Although producing many particles, these VHM events (region C in the figure) are rare, making up only about 10-7 of the total cross-section at the LHC energy. However, their investigation is thought to be extremely important, not only as background for modern experiments, but also to address fundamental questions.

In principle, all of the collision energy is available to make new particles. However, in practice, most of the secondary particles emerge carrying a lot of kinetic energy, so that less energy is available for the production of additional particles.

What suppresses the production of additional particles?

Confining attention to the small VHM region where many additional particles are created could help to elucidate the question and possibly shed more light on the underlying colour charge confinement phenomenon.

VHM processes may also have played an important role in the evolution of the universe in the immediate aftermath of the Big Bang, because VHM states may be produced only via a high-energy density of initial states. The VHM states have remarkable “calmness” and “coldness”, and they provide a bridge between kinetic energy and rest mass.

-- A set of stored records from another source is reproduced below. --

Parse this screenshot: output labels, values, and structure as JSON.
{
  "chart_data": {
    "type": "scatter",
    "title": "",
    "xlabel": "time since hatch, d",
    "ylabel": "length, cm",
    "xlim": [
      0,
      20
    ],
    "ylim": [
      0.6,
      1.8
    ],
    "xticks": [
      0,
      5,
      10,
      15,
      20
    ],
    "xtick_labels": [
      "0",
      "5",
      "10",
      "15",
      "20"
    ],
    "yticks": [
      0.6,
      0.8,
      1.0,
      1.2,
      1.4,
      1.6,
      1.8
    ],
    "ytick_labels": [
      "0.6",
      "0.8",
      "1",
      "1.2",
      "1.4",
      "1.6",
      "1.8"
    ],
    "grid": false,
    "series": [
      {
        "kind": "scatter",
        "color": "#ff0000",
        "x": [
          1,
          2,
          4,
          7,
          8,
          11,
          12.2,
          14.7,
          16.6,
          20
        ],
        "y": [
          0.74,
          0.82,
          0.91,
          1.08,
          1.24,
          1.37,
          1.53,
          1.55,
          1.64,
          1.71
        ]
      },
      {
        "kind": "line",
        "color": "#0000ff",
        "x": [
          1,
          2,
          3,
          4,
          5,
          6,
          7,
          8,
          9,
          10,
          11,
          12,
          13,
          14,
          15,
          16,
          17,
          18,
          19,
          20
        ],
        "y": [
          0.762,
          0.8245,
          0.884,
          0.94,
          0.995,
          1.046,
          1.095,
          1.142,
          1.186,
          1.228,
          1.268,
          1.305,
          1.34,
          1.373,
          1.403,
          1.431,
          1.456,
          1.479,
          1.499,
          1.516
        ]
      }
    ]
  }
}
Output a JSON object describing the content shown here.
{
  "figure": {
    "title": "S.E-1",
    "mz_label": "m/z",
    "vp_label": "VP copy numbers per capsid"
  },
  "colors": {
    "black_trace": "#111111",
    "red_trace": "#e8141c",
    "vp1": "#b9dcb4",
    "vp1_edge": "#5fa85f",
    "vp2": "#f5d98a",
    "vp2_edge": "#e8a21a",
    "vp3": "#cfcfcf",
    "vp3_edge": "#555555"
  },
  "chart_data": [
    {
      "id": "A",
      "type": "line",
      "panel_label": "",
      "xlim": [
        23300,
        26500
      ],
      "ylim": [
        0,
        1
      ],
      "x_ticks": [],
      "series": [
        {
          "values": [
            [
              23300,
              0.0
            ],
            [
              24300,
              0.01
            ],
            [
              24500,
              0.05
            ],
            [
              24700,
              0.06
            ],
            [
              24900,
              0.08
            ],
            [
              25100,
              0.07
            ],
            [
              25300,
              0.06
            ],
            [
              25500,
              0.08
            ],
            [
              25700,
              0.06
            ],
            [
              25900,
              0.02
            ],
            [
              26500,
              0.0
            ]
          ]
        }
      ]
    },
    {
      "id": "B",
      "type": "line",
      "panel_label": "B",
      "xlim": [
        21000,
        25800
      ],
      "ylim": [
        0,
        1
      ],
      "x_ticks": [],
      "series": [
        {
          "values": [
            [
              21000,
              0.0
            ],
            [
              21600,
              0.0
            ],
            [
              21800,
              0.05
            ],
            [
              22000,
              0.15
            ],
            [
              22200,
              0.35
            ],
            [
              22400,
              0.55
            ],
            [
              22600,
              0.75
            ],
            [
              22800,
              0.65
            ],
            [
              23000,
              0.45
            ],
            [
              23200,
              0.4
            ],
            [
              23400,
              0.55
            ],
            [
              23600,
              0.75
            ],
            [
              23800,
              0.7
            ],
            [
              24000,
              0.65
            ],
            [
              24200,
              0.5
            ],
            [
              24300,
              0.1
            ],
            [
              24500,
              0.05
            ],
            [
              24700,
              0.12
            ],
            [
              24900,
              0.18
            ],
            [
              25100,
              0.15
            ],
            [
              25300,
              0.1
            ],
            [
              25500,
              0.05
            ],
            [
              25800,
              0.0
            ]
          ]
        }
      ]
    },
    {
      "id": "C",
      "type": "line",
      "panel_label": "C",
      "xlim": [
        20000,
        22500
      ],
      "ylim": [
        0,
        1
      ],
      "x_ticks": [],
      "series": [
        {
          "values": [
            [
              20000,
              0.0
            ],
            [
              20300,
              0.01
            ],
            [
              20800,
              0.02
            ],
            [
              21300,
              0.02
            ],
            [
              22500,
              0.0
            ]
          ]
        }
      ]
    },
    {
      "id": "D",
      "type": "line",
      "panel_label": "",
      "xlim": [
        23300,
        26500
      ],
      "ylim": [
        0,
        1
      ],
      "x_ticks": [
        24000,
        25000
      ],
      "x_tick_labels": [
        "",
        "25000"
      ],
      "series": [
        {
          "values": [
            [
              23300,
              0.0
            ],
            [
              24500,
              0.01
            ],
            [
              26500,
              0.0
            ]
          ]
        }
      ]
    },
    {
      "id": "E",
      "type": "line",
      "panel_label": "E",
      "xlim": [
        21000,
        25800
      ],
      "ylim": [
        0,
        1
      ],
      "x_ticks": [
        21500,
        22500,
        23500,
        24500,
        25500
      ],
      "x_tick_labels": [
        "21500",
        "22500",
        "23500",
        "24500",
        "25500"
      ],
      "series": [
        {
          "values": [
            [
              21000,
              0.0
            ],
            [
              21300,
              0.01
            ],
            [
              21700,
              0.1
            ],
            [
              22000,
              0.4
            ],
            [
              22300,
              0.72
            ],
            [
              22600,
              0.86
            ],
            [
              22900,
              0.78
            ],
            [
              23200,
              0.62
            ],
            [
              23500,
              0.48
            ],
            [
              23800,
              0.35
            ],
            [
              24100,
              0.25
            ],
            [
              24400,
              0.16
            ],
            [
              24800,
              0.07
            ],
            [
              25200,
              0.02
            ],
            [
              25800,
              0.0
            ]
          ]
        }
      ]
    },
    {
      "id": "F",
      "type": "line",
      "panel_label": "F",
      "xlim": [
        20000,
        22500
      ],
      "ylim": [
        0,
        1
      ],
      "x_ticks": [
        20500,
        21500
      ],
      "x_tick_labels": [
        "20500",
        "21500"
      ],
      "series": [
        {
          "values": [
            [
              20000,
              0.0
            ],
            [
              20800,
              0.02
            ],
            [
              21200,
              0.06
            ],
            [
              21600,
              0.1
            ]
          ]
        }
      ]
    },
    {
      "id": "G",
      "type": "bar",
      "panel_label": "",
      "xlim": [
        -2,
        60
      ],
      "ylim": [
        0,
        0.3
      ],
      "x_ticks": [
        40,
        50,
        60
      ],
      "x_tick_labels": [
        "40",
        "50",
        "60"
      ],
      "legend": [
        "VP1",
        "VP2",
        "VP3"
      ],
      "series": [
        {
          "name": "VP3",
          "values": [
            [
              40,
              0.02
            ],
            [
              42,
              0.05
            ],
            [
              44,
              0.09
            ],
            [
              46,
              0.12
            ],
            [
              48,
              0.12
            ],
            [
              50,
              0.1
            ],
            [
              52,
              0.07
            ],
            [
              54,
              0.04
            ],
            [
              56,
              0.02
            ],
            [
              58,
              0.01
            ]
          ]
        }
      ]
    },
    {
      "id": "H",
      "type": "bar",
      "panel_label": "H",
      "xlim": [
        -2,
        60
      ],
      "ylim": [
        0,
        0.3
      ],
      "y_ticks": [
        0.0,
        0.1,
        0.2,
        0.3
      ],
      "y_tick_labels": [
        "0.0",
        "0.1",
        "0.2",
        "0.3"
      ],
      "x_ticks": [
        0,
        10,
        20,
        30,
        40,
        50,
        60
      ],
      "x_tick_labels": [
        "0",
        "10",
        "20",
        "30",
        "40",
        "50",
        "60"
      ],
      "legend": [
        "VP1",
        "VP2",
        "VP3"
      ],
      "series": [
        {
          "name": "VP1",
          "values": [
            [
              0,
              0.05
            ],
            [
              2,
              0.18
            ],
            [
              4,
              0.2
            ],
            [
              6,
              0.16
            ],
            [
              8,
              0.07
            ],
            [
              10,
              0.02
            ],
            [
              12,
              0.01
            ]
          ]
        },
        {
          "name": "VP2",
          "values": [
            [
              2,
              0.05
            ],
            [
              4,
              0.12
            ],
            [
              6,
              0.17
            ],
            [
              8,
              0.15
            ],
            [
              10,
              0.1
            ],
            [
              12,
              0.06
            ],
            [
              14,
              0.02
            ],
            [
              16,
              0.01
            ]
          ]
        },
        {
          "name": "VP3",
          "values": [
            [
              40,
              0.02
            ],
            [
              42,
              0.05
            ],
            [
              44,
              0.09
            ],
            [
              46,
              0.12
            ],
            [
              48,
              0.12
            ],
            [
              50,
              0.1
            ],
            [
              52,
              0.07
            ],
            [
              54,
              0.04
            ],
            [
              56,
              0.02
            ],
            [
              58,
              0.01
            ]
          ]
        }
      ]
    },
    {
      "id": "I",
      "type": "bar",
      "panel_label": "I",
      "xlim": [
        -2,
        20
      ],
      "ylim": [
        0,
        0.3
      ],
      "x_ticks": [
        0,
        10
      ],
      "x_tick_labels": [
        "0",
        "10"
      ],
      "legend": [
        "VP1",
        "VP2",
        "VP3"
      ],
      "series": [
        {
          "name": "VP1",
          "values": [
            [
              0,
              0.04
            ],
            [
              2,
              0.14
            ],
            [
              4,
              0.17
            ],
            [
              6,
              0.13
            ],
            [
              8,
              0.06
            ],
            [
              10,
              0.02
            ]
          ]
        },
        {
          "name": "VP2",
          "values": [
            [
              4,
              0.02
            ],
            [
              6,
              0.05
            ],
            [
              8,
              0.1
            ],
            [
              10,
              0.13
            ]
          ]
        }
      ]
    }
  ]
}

An initial approach is to look at multiple hadron production as a thermal dissipation of incident kinetic energy into produced mass, using Schwinger-Keldysh real-time thermodynamics (Manjavidze and Sissakian 2001). This has analogies with previous work by Bogolyubov.

This shows that the domain where complete thermalization is achieved is just the VHM domain. If so, the minority VHM physics may be especially “simple”. However, standard physics approaches are no longer valid for these rare processes. Recent workshops in Dubna and in Varna, Bulgaria focused on these questions.

With so much understanding at stake, it is important that experiments at the LHC, the Tevatron and the RHIC turn their attention to this problem. The third workshop on VHM physics will held in Dubna on 3-6 June 2002.

Further reading

J Manjavidze and A Sissakian 2001 Phys. Rep. 346 1.